Tapi sepertinya itu tidak akan menjadi masalah sama sekali.

Karena kita dapat terbang dengan menggunakan Dark Matter yang kukendalikan, mudah untuk kembali ke pintu masuk sambil membawa Karen-san, Yorishiro, dan anggota baru, Doraha.

Itulah sebabnya, saat ini, kami sedang menyesal harus meninggalkan reruntuhan bersejarah ini.

Sekarang aku melihatnya lagi, ini adalah tempat yang sangat indah.

Kota kuno yang berdiri diam dalam kegelapan. Tidak ada suara, hanya diam.

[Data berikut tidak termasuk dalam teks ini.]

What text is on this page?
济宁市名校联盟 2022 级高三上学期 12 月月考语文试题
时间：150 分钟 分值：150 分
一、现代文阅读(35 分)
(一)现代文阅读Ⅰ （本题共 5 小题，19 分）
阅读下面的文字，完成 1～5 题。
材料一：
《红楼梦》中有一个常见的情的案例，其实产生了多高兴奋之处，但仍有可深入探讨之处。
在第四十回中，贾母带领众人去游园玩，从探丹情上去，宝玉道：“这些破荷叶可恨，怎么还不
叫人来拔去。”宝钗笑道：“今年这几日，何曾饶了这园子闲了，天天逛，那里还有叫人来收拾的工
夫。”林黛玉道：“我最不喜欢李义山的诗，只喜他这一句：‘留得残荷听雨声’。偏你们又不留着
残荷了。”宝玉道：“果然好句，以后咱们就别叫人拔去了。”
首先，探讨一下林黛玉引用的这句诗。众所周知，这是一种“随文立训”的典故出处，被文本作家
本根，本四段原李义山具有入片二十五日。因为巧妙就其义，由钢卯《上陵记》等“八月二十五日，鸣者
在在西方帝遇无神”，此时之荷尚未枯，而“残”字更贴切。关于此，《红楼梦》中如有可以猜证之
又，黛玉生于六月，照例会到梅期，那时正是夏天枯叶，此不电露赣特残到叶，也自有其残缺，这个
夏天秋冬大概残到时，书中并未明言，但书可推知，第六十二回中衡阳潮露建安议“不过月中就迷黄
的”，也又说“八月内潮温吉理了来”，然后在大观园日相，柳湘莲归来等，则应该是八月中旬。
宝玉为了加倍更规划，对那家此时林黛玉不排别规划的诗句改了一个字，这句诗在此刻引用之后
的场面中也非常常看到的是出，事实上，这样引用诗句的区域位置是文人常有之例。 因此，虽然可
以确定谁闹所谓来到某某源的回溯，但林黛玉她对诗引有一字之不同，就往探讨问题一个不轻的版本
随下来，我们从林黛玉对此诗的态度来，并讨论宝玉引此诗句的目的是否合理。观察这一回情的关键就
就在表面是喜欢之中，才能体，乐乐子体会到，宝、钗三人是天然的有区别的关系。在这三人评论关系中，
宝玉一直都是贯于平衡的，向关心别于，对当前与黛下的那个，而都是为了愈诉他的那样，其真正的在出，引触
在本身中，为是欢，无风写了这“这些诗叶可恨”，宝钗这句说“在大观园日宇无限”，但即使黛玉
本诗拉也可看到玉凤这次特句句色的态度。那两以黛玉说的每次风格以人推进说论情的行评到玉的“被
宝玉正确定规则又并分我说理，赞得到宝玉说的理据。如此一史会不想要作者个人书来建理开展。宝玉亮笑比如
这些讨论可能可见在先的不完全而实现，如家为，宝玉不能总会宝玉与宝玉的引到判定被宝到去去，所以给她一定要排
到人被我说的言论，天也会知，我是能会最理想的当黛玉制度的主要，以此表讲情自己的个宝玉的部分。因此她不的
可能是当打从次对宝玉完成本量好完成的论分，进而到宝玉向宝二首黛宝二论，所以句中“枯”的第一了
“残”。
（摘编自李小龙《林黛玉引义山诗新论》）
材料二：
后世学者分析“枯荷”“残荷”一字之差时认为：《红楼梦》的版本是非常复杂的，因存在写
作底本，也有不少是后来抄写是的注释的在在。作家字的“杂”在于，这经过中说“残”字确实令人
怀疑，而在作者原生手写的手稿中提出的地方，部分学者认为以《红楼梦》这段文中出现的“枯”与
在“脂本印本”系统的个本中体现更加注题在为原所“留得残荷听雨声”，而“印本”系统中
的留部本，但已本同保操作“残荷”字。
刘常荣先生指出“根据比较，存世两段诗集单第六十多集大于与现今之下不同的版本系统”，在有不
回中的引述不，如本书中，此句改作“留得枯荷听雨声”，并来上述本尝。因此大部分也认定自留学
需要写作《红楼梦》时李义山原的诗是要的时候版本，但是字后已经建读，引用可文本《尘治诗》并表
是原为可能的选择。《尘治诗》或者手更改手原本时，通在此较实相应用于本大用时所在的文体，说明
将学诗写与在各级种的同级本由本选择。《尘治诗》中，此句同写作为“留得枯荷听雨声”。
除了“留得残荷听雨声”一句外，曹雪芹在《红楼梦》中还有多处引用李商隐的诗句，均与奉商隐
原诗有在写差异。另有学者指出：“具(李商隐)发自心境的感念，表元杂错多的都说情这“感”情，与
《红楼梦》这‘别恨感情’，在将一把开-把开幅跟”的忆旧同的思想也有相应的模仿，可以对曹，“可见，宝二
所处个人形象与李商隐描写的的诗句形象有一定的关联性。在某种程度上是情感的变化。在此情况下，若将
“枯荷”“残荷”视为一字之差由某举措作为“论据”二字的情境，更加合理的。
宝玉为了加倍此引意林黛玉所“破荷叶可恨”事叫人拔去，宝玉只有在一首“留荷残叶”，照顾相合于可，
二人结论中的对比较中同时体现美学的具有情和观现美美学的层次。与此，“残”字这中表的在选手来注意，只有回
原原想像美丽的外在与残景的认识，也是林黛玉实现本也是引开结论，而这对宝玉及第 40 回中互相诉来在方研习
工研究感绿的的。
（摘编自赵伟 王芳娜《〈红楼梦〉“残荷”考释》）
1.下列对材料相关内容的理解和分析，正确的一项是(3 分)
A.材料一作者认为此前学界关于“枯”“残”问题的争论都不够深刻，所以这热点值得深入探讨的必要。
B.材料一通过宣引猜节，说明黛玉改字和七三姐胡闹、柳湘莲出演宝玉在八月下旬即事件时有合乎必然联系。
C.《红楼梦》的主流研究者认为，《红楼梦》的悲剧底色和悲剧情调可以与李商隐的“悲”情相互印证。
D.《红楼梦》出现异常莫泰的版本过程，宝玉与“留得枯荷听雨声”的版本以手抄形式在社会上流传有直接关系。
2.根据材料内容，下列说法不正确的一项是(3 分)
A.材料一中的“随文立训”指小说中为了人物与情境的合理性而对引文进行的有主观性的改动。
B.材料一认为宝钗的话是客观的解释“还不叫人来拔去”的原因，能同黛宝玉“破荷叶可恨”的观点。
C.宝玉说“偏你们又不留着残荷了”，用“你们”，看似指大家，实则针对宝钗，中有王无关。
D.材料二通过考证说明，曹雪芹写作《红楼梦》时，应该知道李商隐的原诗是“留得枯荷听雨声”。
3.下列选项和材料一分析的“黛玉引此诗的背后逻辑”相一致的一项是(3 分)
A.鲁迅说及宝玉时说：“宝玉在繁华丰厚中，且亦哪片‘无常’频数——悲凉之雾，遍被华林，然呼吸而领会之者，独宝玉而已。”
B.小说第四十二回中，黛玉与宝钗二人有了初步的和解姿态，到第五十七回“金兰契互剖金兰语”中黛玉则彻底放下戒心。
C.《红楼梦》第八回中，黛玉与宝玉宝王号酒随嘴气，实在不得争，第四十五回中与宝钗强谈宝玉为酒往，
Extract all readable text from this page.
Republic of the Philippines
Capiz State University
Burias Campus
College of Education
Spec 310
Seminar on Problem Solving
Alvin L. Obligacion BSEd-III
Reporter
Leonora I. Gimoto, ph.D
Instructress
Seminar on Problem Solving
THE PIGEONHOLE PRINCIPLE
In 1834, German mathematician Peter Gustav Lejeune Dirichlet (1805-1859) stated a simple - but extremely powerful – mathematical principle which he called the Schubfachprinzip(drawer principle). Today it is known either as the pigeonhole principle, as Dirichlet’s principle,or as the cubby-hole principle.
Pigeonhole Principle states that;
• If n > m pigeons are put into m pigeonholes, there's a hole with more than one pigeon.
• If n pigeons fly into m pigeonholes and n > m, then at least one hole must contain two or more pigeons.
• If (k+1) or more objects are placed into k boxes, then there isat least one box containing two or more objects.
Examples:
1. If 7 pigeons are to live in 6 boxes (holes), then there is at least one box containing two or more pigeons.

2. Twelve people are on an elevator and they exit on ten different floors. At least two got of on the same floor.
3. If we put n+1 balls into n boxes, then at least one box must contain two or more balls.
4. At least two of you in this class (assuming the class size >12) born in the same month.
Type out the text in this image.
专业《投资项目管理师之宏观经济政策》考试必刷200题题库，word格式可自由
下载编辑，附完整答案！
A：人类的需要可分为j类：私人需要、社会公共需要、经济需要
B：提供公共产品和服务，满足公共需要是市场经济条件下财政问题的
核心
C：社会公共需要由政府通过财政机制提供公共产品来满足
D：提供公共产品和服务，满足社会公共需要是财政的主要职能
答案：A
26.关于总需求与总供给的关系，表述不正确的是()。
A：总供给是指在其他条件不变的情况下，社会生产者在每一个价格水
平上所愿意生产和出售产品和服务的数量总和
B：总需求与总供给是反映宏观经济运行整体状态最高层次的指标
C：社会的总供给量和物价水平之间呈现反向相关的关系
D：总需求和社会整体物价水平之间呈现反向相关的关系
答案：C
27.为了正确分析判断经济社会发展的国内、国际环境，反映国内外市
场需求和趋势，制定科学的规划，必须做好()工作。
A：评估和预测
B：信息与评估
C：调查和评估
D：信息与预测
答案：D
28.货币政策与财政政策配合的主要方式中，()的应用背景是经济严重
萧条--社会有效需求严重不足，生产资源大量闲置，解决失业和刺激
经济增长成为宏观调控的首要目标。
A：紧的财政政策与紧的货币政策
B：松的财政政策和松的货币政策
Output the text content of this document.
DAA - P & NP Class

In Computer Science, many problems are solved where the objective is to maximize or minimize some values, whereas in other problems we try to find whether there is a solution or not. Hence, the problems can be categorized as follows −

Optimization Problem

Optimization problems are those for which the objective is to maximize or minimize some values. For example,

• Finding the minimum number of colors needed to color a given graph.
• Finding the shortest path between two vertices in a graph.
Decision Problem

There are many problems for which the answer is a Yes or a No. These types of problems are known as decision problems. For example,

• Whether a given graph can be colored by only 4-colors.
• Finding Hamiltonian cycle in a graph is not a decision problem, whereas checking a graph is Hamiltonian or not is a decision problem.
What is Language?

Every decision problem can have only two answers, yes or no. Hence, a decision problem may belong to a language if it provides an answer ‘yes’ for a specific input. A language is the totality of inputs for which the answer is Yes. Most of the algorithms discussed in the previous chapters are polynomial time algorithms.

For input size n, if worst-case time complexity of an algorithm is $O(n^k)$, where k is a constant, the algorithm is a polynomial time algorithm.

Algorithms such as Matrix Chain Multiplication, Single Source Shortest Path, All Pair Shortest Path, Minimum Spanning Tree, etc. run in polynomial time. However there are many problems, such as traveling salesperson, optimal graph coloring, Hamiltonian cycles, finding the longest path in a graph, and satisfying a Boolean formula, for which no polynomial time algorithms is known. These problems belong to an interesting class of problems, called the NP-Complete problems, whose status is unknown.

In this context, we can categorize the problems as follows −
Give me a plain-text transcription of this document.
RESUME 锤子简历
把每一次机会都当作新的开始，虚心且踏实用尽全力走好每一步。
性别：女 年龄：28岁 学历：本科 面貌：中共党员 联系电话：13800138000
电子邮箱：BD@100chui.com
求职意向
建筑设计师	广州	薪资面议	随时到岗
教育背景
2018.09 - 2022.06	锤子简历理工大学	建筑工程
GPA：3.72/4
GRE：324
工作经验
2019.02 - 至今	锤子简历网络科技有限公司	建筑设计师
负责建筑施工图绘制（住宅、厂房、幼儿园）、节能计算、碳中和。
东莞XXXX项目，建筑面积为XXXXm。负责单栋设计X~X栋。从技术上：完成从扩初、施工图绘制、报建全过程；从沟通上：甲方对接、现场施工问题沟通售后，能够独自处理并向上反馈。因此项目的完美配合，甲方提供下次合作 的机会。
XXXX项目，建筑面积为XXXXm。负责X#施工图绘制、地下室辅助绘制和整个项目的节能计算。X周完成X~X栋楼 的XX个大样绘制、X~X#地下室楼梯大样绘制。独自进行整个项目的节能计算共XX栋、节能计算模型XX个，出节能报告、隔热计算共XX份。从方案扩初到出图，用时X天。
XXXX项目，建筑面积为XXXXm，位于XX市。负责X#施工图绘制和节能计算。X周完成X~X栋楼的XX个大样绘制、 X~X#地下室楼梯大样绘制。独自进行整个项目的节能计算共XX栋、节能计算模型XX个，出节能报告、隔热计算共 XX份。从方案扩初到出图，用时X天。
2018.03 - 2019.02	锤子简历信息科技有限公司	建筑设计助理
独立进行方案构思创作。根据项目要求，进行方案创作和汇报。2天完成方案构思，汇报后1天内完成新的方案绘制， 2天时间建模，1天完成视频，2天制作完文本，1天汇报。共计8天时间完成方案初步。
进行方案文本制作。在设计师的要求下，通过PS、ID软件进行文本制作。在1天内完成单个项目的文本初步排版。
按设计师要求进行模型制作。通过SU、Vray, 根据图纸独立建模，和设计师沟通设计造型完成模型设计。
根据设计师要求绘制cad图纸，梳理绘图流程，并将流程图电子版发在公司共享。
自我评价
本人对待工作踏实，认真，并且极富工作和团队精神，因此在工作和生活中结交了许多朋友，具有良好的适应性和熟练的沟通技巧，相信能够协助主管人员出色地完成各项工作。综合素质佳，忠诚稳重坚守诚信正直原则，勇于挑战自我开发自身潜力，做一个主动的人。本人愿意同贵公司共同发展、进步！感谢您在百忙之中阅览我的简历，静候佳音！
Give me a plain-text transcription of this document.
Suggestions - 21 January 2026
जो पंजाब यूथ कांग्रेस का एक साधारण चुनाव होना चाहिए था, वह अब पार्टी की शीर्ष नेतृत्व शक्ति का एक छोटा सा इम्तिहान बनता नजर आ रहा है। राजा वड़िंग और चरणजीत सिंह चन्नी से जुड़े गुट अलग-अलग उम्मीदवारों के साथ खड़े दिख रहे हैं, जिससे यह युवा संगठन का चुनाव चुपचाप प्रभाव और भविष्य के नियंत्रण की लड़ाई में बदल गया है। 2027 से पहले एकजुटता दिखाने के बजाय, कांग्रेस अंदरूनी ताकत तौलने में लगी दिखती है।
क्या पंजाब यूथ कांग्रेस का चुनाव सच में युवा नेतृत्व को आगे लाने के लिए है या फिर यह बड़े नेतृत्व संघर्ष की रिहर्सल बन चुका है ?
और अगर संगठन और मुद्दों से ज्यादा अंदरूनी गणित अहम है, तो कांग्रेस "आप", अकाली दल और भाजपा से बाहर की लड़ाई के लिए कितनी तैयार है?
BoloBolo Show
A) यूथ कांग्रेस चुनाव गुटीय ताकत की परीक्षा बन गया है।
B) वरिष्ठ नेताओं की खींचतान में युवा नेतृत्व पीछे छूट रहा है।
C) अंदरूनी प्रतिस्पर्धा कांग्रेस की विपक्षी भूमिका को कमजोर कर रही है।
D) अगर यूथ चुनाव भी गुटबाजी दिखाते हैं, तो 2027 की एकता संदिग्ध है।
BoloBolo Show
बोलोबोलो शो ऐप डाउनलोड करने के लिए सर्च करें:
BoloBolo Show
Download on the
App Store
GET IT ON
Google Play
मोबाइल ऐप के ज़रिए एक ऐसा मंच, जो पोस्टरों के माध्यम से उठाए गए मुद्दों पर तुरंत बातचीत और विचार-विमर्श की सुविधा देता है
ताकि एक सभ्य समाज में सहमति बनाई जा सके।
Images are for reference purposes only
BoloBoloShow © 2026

Apakah mati atau hanya tidur? Bisa dikatakan itu pemandangan mistis.

"Cantik..." (Karen)

Karen-san juga memiliki kesan yang sama.

Saat ini Karen-san dan aku sendirian, dan kami sedang melihat Underworld Country dari lokasi yang sedikit lebih tinggi.

Yorishiro tetap mengawasi Doraha, tapi sepertinya itu karena dia mempertimbangkan Karen-san.

Dalam perjalanan ini, belum ada satu waktu di mana Karen-san pernah sendirian denganku.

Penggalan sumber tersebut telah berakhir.